Currently, HUD gathers performance information only to ensure compliance with laws and regulations. In the mid-1990s, HUD introduced the Integrated Disbursement and Information (IDIS) reporting system, which allowed grantees to input data about program activities. While IDIS tracks the financial status of CDBG grantees, it does little to integrate that information with the various performance reports required of grantees. Turner seemed to see HUD's emphasis on compliance not as the result of the HCD Act and the 1981 follow-up minimizing HUD's role but, rather, as a missed opportunity for this kind of best practices consultation. HUD is currently working to improve the IDIS system in a way that will make aggregating data possible.

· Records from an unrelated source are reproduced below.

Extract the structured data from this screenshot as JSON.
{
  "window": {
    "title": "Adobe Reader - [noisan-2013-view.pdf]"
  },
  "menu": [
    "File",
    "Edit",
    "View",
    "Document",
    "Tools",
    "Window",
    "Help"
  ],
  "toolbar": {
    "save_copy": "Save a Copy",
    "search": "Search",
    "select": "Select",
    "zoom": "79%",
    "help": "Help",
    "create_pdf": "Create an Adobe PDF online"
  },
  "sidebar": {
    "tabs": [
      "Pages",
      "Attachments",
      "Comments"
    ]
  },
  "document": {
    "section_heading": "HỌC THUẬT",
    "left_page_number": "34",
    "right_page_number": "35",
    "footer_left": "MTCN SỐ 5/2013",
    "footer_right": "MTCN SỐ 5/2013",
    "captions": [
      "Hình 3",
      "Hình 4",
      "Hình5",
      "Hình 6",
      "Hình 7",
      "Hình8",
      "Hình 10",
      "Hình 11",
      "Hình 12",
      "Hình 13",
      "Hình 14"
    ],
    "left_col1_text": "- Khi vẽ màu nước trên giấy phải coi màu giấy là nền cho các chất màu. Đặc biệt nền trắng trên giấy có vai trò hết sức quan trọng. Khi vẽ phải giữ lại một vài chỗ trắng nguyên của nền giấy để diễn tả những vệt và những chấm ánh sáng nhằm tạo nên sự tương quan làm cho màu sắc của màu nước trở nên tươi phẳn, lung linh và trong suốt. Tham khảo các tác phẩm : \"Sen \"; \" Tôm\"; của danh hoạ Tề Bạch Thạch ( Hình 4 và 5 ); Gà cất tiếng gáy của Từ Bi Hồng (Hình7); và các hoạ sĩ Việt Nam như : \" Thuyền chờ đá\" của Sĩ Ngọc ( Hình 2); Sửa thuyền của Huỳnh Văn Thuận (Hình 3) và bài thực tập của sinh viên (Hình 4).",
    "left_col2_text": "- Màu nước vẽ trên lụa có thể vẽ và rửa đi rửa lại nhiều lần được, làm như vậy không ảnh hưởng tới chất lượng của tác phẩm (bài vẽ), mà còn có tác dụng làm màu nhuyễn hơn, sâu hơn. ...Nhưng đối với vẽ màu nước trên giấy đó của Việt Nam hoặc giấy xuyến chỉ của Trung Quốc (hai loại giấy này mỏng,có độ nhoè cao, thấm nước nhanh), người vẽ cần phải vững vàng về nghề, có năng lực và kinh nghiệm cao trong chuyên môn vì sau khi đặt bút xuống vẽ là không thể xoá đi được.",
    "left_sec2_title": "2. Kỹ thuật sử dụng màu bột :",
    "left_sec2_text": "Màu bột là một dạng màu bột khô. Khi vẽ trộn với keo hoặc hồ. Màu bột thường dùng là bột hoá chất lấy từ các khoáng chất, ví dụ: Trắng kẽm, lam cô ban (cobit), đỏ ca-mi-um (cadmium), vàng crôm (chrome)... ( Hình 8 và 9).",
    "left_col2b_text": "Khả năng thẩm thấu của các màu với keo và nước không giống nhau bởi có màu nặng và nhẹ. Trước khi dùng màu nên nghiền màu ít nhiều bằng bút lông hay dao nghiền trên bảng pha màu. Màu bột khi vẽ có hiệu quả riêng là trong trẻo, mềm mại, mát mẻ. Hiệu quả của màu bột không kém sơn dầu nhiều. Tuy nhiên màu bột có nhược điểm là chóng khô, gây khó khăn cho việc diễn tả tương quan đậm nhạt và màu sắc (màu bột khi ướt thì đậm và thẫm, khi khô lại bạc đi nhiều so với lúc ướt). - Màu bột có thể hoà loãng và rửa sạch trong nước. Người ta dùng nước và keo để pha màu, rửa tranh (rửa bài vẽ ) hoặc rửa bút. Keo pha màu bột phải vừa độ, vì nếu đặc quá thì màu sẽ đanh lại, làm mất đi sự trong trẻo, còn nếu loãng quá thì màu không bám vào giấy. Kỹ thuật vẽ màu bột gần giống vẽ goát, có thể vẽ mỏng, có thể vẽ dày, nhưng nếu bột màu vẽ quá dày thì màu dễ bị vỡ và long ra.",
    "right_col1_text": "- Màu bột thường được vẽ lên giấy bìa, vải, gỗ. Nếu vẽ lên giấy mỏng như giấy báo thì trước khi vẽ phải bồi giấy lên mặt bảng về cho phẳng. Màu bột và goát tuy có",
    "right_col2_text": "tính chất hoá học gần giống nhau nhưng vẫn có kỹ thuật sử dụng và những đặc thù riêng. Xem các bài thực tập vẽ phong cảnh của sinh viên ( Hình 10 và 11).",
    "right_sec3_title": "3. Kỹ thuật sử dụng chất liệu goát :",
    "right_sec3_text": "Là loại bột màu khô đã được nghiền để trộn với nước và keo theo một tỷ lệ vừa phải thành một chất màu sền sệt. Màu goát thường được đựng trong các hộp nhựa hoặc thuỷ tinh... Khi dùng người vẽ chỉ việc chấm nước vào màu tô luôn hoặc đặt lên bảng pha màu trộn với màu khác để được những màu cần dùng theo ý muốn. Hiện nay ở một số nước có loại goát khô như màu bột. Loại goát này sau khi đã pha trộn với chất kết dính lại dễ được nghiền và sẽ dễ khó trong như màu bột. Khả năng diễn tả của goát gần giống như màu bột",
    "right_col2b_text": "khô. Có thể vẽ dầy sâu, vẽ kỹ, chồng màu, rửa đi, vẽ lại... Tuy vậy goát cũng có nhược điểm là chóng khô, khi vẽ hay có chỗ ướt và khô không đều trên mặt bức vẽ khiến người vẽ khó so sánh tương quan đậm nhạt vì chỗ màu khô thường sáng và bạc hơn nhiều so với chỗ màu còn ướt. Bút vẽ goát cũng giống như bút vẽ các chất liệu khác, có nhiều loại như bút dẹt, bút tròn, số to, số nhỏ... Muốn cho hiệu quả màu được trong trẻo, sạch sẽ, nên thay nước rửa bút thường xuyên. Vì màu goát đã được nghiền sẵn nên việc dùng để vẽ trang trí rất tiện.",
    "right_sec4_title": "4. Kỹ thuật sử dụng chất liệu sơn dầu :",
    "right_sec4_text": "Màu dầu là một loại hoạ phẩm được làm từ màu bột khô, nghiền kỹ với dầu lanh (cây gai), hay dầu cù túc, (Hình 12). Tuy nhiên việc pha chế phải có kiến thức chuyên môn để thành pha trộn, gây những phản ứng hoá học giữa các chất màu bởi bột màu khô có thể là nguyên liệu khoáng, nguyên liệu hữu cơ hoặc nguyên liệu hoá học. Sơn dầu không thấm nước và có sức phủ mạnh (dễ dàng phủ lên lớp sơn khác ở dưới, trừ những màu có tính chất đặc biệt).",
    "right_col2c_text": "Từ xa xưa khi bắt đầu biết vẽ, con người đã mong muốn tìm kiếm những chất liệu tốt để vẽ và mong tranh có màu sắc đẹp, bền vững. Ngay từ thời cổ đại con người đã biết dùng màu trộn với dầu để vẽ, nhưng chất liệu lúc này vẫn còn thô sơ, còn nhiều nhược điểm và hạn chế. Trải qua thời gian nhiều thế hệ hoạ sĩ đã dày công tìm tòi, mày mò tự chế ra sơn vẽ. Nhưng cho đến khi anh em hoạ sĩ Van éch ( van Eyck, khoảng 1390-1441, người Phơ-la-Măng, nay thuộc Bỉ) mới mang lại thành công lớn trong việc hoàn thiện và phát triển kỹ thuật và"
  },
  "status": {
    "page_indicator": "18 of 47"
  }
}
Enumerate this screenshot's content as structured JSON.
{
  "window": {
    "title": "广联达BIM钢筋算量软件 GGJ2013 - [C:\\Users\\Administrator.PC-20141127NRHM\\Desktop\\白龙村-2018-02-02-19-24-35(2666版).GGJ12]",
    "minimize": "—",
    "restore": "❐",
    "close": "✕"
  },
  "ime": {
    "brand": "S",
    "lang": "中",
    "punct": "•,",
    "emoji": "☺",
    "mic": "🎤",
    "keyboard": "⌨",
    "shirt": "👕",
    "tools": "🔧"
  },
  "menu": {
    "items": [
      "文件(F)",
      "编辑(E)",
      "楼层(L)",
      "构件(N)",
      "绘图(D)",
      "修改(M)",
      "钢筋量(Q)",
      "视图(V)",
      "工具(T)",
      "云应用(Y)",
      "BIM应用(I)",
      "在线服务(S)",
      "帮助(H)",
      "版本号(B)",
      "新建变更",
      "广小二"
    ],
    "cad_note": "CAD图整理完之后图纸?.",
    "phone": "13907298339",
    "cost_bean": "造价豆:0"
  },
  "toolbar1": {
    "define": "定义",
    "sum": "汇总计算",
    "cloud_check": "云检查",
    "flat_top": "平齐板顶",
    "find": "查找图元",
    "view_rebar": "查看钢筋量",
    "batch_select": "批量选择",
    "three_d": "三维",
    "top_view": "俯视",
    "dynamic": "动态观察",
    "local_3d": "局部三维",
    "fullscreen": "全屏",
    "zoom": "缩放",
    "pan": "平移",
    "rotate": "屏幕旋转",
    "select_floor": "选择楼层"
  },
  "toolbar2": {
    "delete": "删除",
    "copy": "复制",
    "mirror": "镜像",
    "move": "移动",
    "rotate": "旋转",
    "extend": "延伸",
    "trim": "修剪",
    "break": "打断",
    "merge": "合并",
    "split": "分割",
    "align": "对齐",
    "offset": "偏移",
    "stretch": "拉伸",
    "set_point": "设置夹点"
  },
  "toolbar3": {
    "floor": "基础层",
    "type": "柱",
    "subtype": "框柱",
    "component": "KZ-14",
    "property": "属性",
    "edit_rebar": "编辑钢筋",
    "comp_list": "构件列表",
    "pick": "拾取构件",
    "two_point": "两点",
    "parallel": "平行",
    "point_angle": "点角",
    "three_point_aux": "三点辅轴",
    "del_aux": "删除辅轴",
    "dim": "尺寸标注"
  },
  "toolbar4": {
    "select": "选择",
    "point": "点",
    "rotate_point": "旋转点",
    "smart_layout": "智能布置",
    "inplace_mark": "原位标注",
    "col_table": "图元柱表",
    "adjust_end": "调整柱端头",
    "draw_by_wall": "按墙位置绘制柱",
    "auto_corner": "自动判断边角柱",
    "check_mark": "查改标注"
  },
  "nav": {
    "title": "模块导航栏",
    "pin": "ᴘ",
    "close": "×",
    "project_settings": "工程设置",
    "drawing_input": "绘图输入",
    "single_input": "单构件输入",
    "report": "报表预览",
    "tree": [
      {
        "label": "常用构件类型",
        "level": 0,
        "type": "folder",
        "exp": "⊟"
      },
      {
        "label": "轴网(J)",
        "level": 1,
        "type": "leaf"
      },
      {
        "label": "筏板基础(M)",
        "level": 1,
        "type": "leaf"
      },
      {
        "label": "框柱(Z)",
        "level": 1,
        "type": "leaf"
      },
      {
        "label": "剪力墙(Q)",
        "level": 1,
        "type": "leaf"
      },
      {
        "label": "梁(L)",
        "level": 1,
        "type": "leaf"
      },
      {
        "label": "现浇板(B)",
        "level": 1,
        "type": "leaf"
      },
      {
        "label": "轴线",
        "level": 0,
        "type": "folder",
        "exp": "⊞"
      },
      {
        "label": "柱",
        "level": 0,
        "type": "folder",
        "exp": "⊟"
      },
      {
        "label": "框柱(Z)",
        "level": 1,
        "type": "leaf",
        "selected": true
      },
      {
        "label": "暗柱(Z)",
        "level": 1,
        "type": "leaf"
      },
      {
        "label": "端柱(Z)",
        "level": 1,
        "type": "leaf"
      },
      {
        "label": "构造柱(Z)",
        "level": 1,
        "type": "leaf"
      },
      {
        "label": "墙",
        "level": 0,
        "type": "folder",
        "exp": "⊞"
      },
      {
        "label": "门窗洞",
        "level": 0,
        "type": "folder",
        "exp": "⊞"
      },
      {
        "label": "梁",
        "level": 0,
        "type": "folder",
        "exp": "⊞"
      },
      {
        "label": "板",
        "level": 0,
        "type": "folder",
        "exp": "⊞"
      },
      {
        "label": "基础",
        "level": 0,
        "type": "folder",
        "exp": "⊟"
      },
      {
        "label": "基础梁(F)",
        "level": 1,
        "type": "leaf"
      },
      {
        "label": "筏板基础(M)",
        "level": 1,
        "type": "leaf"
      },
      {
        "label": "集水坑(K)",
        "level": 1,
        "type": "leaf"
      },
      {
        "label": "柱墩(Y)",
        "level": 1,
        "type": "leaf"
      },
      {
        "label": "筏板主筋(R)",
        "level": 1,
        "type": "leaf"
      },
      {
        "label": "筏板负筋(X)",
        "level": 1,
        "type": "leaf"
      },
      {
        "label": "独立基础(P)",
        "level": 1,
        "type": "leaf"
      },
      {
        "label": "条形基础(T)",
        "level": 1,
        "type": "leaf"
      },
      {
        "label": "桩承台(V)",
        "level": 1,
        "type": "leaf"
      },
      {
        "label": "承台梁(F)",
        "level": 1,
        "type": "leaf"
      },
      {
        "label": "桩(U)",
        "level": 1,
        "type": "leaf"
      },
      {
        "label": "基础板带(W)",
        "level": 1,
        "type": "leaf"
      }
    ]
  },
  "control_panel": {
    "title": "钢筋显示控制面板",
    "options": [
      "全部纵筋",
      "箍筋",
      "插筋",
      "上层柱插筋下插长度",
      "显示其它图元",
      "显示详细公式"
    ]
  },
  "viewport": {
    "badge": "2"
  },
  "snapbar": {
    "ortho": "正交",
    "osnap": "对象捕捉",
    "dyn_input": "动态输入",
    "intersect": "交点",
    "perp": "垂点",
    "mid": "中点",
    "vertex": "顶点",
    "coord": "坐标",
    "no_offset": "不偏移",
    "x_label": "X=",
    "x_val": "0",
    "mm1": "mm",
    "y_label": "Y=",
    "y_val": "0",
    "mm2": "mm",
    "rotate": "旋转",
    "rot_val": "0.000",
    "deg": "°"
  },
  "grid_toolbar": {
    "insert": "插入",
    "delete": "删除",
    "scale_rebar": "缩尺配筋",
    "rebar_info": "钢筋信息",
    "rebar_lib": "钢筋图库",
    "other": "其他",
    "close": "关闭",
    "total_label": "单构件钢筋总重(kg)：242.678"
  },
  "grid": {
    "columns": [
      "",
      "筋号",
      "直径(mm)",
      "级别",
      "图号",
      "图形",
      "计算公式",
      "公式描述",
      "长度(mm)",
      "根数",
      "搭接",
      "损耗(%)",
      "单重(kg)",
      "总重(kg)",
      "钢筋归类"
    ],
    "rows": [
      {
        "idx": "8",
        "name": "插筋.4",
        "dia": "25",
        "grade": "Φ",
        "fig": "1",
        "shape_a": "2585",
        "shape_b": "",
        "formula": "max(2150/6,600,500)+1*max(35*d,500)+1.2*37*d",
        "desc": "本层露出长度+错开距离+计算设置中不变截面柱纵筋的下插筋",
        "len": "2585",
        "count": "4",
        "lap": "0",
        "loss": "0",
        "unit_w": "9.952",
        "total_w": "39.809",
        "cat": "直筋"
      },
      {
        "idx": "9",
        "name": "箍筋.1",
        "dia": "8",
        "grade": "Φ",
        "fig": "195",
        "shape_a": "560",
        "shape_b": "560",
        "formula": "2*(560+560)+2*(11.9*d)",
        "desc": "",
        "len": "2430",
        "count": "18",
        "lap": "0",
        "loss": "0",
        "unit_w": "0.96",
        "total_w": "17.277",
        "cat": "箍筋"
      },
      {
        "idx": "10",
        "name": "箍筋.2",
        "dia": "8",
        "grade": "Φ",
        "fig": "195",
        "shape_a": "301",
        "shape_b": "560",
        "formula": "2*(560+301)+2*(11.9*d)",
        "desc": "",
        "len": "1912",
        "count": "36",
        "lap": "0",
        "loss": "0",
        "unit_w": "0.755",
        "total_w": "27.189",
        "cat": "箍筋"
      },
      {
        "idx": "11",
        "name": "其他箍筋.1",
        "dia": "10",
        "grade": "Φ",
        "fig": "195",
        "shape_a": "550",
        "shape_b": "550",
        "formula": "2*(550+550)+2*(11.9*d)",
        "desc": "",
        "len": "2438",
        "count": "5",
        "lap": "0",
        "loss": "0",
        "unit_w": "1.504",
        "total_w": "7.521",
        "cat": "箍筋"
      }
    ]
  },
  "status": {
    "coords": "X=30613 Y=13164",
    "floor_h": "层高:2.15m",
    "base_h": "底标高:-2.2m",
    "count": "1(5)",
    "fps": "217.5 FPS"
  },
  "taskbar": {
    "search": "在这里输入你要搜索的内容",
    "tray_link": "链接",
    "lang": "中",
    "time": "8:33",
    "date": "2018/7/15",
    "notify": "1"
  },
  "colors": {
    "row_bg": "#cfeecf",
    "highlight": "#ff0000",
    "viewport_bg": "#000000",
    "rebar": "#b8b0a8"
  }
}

This interesting alternative approach is not possible in the current performance measurement climate. PART itself still demands an over-all assessment of the performance of CDBG and other programs in their entirety, without regard for the separate successes of individual projects or even the block-grant philosophy that the states themselves, as the fabled laboratories of democracy, should be experimenting on a state-by-state basis. The stated purpose of PART and the larger government performance movement is that budgetary and management decisions should both be determined by a shared universe of "performance" data; the alternative approach of performance measurement that determines neither but results only in nonbinding suggestions runs counter to that purpose. Finally, a bill pending in the House, the Program Assessment and Results Act, would give OMB a blank check to continue with its current approach and would do nothing to reshape performance measurement in the more palatable ways suggested by Turner and the witnesses at the hearing.
Despite the impossibility of Turner's alternative approach, the hearing concluded on that note. Several witnesses stated that, with better performance data, HUD could provide this kind of best practice information to grantees. Further representatives from state and local groups said that they would benefit from best practices guidelines and technical assistance from HUD.